Metro Atlanta is one of the hottest destinations in the country for tech companies to build data centers, hulking warehouses filled with servers that power web services, cryptocurrency transactions and increasingly, artificial intelligence.
But the facilities themselves use huge amounts of electricity, and concern has been growing that their demands could strain the grid and drive up costs for residential customers and other businesses.
On Thursday, the Georgia Public Service Commission approved changes to Georgia Power’s rules and contract provisions commissioners say will make sure data centers pay their fair share and keep other customers from being saddled with their costs.
“The amount of energy these new industries consume is staggering,” PSC Chairman Jason Shaw said in a statement. “By approving this new rule, the PSC is helping ensure that existing Georgia Power customers will be spared additional costs associated with adding these large-load customers to the grid.”
The changes were proposed by Georgia Power in December and apply to new customers that use more than 100 megawatts of electricity.
Credit: arvin.temkar@ajc.com
Credit: arvin.temkar@ajc.com
A single megawatt is enough to power several hundred homes, according to the Nuclear Regulatory Commission. Data centers, which often run 24/7, typically demand well over 100 megawatts of electricity. Some require as much 1,000 megawatts or more to keep their servers humming. That’s roughly equal to the maximum output of one of Plant Vogtle’s two new nuclear reactors.
Already, Georgia Power has been approved to build new oil- and gas-burning units, add massive battery storage systems and buy power from coal and gas plants in other states, largely to meet a wave of data-center demand the company contends is coming.
Those projects, along with building new transmission lines to deliver the power, carry enormous costs, which some fear could be passed on to the company’s other customers, whose rates have shot up dramatically in recent years. Since late 2022, the PSC has approved a series of rate increases that have pushed the average Georgia Power customer’s bill up by about $43, according to data from the company.

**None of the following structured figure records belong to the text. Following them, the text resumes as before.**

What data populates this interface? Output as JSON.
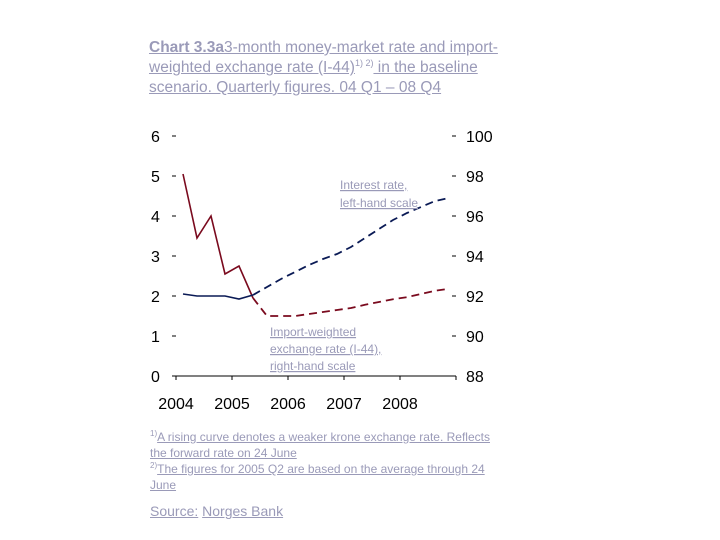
{
  "title": {
    "bold": "Chart 3.3a",
    "main": "3-month money-market rate and import-weighted exchange rate (I-44)",
    "sup": "1) 2)",
    "rest": " in the baseline scenario. Quarterly figures. 04 Q1 – 08 Q4"
  },
  "annotations": {
    "interest_line1": "Interest rate,",
    "interest_line2": "left-hand scale",
    "import_line1": "Import-weighted",
    "import_line2": "exchange rate (I-44),",
    "import_line3": "right-hand scale"
  },
  "footnotes": {
    "fn1_mark": "1)",
    "fn1_text": "A rising curve denotes a weaker krone exchange rate. Reflects the forward rate on 24 June",
    "fn2_mark": "2)",
    "fn2_text": "The figures for 2005 Q2 are based on the average through 24 June"
  },
  "source": {
    "label": "Source:",
    "text": "Norges Bank"
  },
  "colors": {
    "interest": "#7a0a1e",
    "exchange": "#0a1a55",
    "text_faded": "#9a9ab8"
  },
  "chart_data": {
    "type": "line",
    "x_ticks": [
      "2004",
      "2005",
      "2006",
      "2007",
      "2008"
    ],
    "y_left": {
      "range": [
        0,
        6
      ],
      "ticks": [
        "0",
        "1",
        "2",
        "3",
        "4",
        "5",
        "6"
      ]
    },
    "y_right": {
      "range": [
        88,
        100
      ],
      "ticks": [
        "88",
        "90",
        "92",
        "94",
        "96",
        "98",
        "100"
      ]
    },
    "grid": false,
    "series": [
      {
        "axis": "left",
        "style": "solid-then-dashed",
        "historical_points": 6,
        "values": [
          5.05,
          3.45,
          4.0,
          2.55,
          2.75,
          1.95,
          1.5,
          1.5,
          1.5,
          1.55,
          1.6,
          1.65,
          1.7,
          1.78,
          1.85,
          1.92,
          1.97,
          2.05,
          2.13,
          2.18
        ]
      },
      {
        "axis": "right",
        "style": "solid-then-dashed",
        "historical_points": 6,
        "values": [
          92.1,
          92.0,
          92.0,
          92.0,
          91.85,
          92.05,
          92.45,
          92.85,
          93.2,
          93.55,
          93.85,
          94.1,
          94.45,
          94.9,
          95.35,
          95.8,
          96.15,
          96.45,
          96.75,
          96.9
        ]
      }
    ]
  }
}
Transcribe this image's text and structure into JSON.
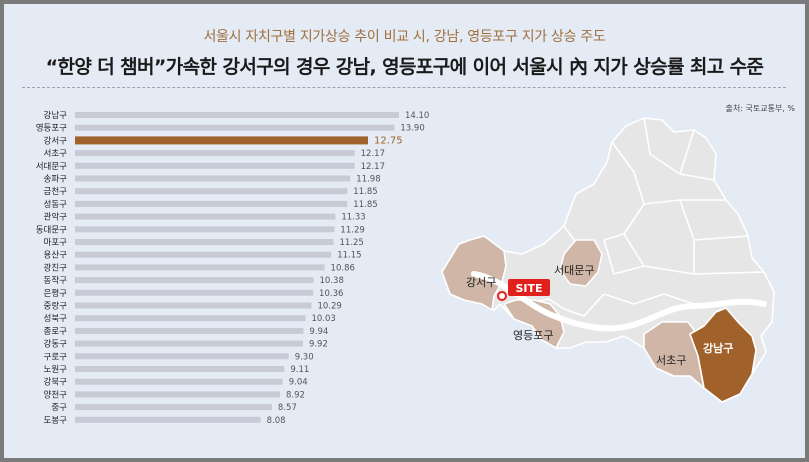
{
  "subtitle": "서울시 자치구별 지가상승 추이 비교 시, 강남, 영등포구 지가 상승 주도",
  "headline": "“한양 더 챔버”가속한 강서구의 경우 강남, 영등포구에 이어 서울시 內 지가 상승률 최고 수준",
  "source": "출처: 국토교통부, %",
  "colors": {
    "bar": "#c8cbd6",
    "highlight": "#a0612a",
    "map_base": "#e6e6e6",
    "map_highlight": "#a0612a",
    "map_tint": "#cfb6a7",
    "site": "#e0201a"
  },
  "chart_data": {
    "type": "bar",
    "orientation": "horizontal",
    "categories": [
      "강남구",
      "영등포구",
      "강서구",
      "서초구",
      "서대문구",
      "송파구",
      "금천구",
      "성동구",
      "관악구",
      "동대문구",
      "마포구",
      "용산구",
      "광진구",
      "동작구",
      "은평구",
      "중랑구",
      "성북구",
      "종로구",
      "강동구",
      "구로구",
      "노원구",
      "강북구",
      "양천구",
      "중구",
      "도봉구"
    ],
    "values": [
      14.1,
      13.9,
      12.75,
      12.17,
      12.17,
      11.98,
      11.85,
      11.85,
      11.33,
      11.29,
      11.25,
      11.15,
      10.86,
      10.38,
      10.36,
      10.29,
      10.03,
      9.94,
      9.92,
      9.3,
      9.11,
      9.04,
      8.92,
      8.57,
      8.08
    ],
    "value_labels": [
      "14.10",
      "13.90",
      "12.75",
      "12.17",
      "12.17",
      "11.98",
      "11.85",
      "11.85",
      "11.33",
      "11.29",
      "11.25",
      "11.15",
      "10.86",
      "10.38",
      "10.36",
      "10.29",
      "10.03",
      "9.94",
      "9.92",
      "9.30",
      "9.11",
      "9.04",
      "8.92",
      "8.57",
      "8.08"
    ],
    "highlight_category": "강서구",
    "xlim": [
      0,
      14.1
    ]
  },
  "map": {
    "labels": {
      "gangseo": "강서구",
      "seodaemun": "서대문구",
      "yeongdeungpo": "영등포구",
      "seocho": "서초구",
      "gangnam": "강남구"
    },
    "site_label": "SITE"
  }
}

The changes greenlit Thursday by the PSC aim to prevent that, the commission said.
The actual rates data centers will pay for electricity did not change. The new rules, however, give Georgia Power latitude to include minimum billing requirements and other terms into its service agreements with customers that use more than 100 megawatts of electricity.
Credit: arvin.temkar@ajc.com
Credit: arvin.temkar@ajc.com
The changes also let the utility charge data centers for “upstream generation, transmission and distribution” costs required to serve them, plus stretch out contract lengths for these facilities from five years to 15 years. The longer contracts are to ensure that if a data center leaves the state after a few years, the cost of infrastructure developed to serve them can be recouped, the company and commission said.
Any contracts Georgia Power signs with customers that will use 100 megawatts or more of electricity will now be subject to PSC oversight, too.
Georgia Power spokesman Jacob Hawkins said in a statement that the changes exemplified the “constructive regulatory environment in Georgia, which protects customers and helps ensure that growth benefits all customers as we plan and meet the needs of new large load customers coming to our state.”
Bob Sherrier, a staff attorney with the Southern Environmental Law Center, called the rules a step in the right direction, but said more changes — like guidelines for the specific costs for which data centers can be charged — are needed.
“If you build a substation on their property, that’s pretty straightforward,” Sherrier said. “But what about the huge new transmission projects that are being built to support them? What about the increased reliance on gas? … What costs are they paying for?”
Those questions could be addressed in the coming months.
Later this week, Georgia Power is set to submit its highly anticipated long-range plan for meeting customers' energy needs. Based on the company’s recent filings, the state’s data center boom is expected to be the driving force behind that proposal.
In Georgia Power’s latest “large load economic development report” filed with the commission in November, the company forecasts demand for its electricity will continue to grow by thousands of megawatts into the 2030s. Most of that demand is from data centers and other energy-hungry facilities.
State legislators may also take action to address the proliferation of data centers.
Last legislative session, the General Assembly passed a bill that would have revoked state tax incentives available to the largest server farms that choose to build in Georgia. But Gov. Brian Kemp vetoed the measure, keeping the tax breaks in place and the pipeline of data centers flowing to Georgia.
House Speaker Jon Burns (R-Newington) has also called for a special committee to convene to explore data center issues. That committee is expected to begin meeting this week.